Just like with the Acceleration-Time graph, we wrote pl.xlim(tbeg-1, tend+1) this is to help widen the window size of the graph particularly the x-axis because when first doing this the graph window size was narrow and you could not see all of the points so but implementing this we were able to to get the graph to show the data values clearly. In the next line we plot time t along the x-axis and Vt along the y-axis, and we use “bo” which means blue circular markers so the point would show up on the graph in blue. Finally we implemented the print statement so the program can show the acceleration of time at time t and the last two below: t+=1 and Lt+=1 means that t = t+1 so when every second passed add 1 and every gram passes per second add 1. Once the program executes the commands it will show the values of velocity of time at time t along with each time the water leaks from the bucket and the graph shows that the values from Vt = 1726489.3446167407 at time t = 0 to Vt = 586967.5256165823 at time t = 30000 are decreasing as time goes on.
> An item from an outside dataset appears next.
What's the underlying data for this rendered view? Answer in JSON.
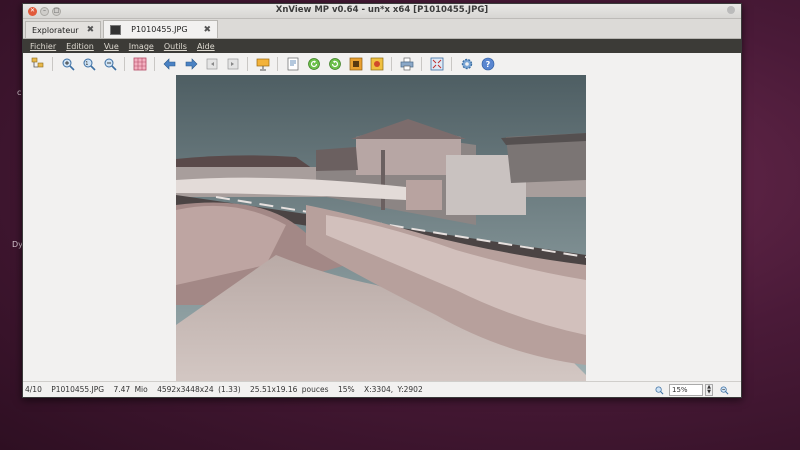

I am extremely satisfied with how the project went. I was glad to see that everyone of its members attended the meetings we had, and used their skillset to help complete the project. Alex handled a majority of the coding, completing question 6 and giving some insight into what should be done for the coding aspects. Max, Rudy, and Joss did the entire report which is a godsend as my writing abilities aren’t all that great. Knowing this, I tried my best to tackle the mathematical problems in the project, finding the integral for an odd acceleration expression and solving it, without prior knowledge of how to work with transcendental equations. Everybody pulled their weight, and I hope to see them in more courses, as reliable project partners are hard to come by.
My favorite part of the project has got to be question 5, finding the time in which the system reverses direction. After tinkering for a couple of hours, I was able to put together a program that functioned. It used lists of inputs and outputs, and found the time correctly. My algorithm was very flawed in that it took about 45 seconds for it to run. This was with an accuracy of two decimal places. To have more accuracy, the program took an increasingly longer amount of time to run. I was glad to learn of the bisector method afterwards, as its efficiency was far greater than my original algorithm.
In this project, I applied my knowledge of integration techniques, like u - substitution, learned how to solve transcendental equations, and applied my knowledge of Python to solve a function.